What can we do? Apparently they’re attracted to yellow or red, so we could make traps using lidded paper cups with at least some of either color on them. Holes in or near the top of the cup should be 3/16 of an inch in diameter. If holes are larger, you may trap beneficial insects unintentionally. Even so, you may trap some of the tiny beneficial wasps such as Encarsia species. To attract insects, use apple cider vinegar with a bit of dishwashing liquid to break surface tension. If you don’t break it, flies drink and fly away. If you’ve added a bit of dishwashing liquid, they land, sink and die.

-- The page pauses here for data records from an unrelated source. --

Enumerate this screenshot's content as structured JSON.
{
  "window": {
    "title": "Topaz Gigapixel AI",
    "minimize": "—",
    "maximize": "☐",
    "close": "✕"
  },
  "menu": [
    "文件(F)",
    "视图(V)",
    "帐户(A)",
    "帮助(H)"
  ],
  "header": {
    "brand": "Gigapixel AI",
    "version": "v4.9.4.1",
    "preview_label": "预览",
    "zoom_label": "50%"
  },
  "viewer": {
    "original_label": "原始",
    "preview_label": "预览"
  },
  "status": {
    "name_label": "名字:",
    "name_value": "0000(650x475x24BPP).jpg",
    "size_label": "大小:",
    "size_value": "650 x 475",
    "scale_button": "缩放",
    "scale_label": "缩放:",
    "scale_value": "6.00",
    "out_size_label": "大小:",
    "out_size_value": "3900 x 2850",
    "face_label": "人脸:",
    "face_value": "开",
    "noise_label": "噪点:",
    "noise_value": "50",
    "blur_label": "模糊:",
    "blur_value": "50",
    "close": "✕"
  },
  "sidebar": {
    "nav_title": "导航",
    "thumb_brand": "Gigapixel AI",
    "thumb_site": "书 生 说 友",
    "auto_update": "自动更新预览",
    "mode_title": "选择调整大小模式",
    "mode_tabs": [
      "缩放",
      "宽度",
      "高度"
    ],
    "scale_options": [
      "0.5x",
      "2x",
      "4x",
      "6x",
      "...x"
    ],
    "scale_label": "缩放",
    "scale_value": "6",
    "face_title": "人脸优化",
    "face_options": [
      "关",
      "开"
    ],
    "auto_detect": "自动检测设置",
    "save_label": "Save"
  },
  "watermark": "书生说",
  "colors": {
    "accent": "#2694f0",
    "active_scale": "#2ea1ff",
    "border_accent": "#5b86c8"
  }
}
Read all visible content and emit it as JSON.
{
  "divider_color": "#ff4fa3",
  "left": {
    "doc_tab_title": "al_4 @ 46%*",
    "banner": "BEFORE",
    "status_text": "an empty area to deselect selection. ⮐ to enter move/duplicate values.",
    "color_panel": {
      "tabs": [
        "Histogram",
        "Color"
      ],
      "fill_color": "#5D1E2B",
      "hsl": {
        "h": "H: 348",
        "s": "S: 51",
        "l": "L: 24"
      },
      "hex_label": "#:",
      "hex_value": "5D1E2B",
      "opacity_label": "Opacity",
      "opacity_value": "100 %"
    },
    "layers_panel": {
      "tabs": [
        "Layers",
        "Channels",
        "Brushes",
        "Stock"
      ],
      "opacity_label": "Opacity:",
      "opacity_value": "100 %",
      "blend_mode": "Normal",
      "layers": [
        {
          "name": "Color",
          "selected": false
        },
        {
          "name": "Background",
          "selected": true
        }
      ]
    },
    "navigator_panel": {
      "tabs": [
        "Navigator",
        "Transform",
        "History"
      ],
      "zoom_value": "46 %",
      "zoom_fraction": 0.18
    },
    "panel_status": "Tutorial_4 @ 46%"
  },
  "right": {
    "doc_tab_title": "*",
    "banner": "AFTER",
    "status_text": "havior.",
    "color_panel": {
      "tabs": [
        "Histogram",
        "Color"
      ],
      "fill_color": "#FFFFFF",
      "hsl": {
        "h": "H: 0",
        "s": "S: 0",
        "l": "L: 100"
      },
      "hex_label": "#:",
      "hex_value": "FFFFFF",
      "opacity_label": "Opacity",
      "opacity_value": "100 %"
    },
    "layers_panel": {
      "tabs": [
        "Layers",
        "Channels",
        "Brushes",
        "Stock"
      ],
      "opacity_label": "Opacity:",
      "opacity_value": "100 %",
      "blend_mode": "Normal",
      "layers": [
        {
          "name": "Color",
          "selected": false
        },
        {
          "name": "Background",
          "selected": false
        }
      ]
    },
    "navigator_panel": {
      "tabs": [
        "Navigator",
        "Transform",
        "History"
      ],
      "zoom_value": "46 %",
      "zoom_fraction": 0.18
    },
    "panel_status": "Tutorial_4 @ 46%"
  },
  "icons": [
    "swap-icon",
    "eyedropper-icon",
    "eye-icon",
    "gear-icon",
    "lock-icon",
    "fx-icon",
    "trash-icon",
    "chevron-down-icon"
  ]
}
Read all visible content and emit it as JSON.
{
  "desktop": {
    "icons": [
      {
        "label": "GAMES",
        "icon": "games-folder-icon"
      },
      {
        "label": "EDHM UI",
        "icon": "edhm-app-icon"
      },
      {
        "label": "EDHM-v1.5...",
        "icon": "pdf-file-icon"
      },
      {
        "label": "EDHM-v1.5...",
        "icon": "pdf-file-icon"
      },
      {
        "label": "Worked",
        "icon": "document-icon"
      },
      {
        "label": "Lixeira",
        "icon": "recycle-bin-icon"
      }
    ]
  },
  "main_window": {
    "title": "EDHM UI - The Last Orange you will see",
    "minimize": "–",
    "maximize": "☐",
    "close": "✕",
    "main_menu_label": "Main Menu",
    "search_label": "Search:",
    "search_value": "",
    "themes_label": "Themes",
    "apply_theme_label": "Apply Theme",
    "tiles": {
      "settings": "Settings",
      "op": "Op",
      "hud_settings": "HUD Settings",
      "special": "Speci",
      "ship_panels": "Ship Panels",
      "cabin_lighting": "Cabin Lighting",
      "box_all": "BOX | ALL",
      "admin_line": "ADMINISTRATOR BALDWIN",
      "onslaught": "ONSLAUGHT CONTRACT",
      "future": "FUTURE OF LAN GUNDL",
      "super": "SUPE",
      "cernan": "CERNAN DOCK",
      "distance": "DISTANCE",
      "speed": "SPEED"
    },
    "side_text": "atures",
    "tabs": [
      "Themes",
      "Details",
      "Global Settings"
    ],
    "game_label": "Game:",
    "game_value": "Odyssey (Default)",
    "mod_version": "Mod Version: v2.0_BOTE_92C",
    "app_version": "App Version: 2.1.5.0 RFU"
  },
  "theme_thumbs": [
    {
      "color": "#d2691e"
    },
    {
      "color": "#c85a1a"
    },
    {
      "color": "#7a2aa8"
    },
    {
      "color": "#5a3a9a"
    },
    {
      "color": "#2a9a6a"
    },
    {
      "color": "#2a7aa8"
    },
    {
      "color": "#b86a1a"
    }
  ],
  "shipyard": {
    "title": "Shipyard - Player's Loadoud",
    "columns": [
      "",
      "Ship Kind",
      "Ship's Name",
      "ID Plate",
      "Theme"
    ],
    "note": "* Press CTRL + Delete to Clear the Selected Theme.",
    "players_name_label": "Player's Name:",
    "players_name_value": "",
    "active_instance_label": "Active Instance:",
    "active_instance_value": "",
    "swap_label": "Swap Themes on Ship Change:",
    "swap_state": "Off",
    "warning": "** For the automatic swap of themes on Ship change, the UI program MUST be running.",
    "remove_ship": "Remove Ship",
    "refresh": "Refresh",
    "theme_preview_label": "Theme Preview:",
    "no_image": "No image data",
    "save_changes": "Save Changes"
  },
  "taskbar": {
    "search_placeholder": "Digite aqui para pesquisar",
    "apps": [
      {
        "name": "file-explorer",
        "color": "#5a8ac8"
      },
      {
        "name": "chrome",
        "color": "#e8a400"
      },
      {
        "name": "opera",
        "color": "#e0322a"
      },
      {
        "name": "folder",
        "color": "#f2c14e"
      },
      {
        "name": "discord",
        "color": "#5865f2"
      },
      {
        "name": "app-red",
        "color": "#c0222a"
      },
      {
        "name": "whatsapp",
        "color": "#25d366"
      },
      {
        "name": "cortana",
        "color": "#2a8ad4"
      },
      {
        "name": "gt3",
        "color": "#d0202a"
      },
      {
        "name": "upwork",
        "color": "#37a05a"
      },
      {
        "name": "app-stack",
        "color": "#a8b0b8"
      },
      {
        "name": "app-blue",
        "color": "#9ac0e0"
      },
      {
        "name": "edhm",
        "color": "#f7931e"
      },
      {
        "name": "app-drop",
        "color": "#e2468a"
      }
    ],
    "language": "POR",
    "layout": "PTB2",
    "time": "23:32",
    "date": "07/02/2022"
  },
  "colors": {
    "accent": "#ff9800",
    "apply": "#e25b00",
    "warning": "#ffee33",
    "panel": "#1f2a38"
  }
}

I’d suggest using raw unpasteurized apple cider vinegar from the health food section of the supermarket rather than the pasteurized Heinz brand. Or use a mixture of dry baker’s yeast (two tablespoons), sugar (4 teaspoons) to one and a half cups of warm water. Hang these homemade traps in or near fruit trees or shrubs, and monitor them. You’d probably need a microscope to identify a female (and know the shape of the ovipositor you’re looking for), but the males have a black spot near the far edge of each wing. If and when there’s a buildup of bodies, wash it out and refresh the apple cider vinegar.
Can you trap enough to make a difference? I think we can. The numbers of this fly apparently fluctuate by season, large numbers in spring, fewer in midsummer, and a very large increase in numbers in late summer to early autumn, according to experiments conducted in California. Idaho entomologists are still trapping them, trying to figure out what they’re feeding on in winter here. They’ll broach and lay eggs in any fruit.
Insects are drawn to colors and can also be trapped by painting colored plates or cups with a product called “Tanglefoot.” Note the intensity of the yellow on insect-trapping cards sold by garden stores. The same hue of color is available in some paper (or foam) plates. You can make your own traps by painting Tanglefoot on those plates if you fix a way to stake them or hang them near vulnerable crops. These are irksome to humans who accidentally touch or bump one of these traps, but we’ll learn. They unfortunately may trap beneficial insects, too.
You could also trap thrips using this technique. Thrips are attracted to a shade of blue I haven’t noticed on other items, but haven’t searched for those items. The blue cards available in garden stores trap thrips drawn to that color instead of yellow.